Embora o índice de cautela no país seja expressivo, ele ainda se mantém abaixo do observado em mercados maduros como o norte-americano, onde 44% dos entrevistados relatam total relutância em permitir transações sem supervisão direta. Para Gustavo Carvalho, vice-presidente de Serviços de Valor Agregado da Visa do Brasil, os números refletem um otimismo cauteloso: os compradores nacionais demonstram interesse em integrar ferramentas inteligentes à sua rotina de consumo, mas fazem questão de reter o poder de veto.
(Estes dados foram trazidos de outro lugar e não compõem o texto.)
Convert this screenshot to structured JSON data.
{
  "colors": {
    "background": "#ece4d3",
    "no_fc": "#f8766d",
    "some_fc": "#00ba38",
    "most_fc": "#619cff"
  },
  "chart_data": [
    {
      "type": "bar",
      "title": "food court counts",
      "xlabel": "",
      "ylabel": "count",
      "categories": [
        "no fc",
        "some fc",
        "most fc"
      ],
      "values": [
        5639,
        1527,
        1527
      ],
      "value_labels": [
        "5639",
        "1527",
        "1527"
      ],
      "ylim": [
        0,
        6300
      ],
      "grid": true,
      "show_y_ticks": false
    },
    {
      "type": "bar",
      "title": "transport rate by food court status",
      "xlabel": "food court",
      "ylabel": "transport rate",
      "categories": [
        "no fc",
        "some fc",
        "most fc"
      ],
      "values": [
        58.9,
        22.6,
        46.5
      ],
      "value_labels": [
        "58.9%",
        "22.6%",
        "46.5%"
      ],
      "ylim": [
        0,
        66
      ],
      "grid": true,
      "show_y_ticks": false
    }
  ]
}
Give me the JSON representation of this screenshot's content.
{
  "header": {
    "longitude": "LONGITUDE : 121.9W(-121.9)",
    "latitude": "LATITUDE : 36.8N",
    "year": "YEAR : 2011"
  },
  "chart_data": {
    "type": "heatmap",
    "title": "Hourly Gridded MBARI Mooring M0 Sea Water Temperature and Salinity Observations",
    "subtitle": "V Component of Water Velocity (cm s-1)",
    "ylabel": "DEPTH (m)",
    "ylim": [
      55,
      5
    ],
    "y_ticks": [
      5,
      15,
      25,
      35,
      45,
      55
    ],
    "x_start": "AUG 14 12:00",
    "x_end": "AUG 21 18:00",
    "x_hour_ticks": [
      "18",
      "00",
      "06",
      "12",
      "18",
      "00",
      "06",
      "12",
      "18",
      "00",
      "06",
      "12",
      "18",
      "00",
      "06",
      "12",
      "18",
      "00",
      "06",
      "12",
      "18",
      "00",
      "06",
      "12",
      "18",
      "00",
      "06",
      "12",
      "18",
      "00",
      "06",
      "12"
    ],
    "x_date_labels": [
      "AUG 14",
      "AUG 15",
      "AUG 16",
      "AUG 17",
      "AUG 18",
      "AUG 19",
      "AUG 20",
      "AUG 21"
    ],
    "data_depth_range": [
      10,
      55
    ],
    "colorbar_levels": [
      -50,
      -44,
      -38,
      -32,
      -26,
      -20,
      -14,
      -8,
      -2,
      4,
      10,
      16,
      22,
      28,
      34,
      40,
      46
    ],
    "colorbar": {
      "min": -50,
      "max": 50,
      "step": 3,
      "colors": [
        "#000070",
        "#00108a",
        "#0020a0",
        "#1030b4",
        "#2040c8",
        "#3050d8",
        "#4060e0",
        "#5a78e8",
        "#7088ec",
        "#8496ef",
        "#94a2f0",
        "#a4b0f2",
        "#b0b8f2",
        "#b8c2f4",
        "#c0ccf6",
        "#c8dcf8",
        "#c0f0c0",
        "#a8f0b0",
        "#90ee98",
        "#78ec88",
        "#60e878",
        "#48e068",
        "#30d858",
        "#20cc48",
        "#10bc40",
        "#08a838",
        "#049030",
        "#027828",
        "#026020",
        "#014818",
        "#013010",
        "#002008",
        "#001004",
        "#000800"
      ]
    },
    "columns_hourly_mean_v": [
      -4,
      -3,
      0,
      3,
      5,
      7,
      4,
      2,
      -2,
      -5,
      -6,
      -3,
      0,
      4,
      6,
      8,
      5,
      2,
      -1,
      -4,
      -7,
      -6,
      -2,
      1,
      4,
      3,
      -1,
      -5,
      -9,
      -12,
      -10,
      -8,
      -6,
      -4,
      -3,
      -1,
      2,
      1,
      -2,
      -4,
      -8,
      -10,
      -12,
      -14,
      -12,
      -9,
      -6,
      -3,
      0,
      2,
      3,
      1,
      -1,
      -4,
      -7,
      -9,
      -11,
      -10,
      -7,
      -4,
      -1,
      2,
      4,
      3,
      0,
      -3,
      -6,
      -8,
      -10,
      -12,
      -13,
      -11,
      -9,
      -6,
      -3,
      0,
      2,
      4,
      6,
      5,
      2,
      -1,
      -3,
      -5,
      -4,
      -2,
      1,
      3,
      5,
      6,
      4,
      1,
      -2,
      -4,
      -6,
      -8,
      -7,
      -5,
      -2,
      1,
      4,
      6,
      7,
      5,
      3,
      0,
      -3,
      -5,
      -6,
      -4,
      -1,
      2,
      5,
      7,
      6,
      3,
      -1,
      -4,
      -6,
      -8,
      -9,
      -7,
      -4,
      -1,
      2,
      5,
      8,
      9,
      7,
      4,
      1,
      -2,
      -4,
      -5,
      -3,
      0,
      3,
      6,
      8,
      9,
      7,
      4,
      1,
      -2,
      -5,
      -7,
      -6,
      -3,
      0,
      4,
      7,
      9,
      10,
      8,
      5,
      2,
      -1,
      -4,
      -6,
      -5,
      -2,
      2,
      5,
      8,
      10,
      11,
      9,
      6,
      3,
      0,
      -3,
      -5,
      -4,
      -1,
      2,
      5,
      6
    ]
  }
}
Condicionantes para a automação
A pesquisa detalha que a relutância em delegar decisões de compra não significa um fechamento total para a tecnologia. Pelo contrário, a aceitação de ferramentas automatizadas cresce consideravelmente quando o consumidor dispõe de salvaguardas bem definidas:
- Direito de arrependimento estendido: Cerca de 28% dos participantes aceitariam o uso de agentes autônomos se houvesse a garantia de poder cancelar qualquer transação no prazo de até 24 horas.
- Critérios econômicos: Para 25% do público, a automação seria viável caso gerasse economia expressiva abaixo de tetos orçamentários pré-estabelecidos, devoluções gratuitas ou a garantia de arrematar itens raros.
Segurança e gestão de dados
A prudência do público nacional também transparece na forma como gerenciam suas informações confidenciais. O levantamento indica que 47% dos brasileiros adotam uma postura restritiva, preferindo liberar o acesso de sistemas de IA a dados pessoais de compra e de pagamento estritamente caso a caso. Em contrapartida, apenas 11% se mostram dispostos a conceder liberdade irrestrita às ferramentas no que tange a credenciais financeiras.
Com o avanço de tecnologias que se aproximam cada vez mais das etapas finais de checkout, especialistas reforçam que o sucesso do varejo digital dependerá de plataformas capazes de oferecer transparência máxima, permitindo que o usuário estabeleça limites claros de gastos e revise operações com total facilidade.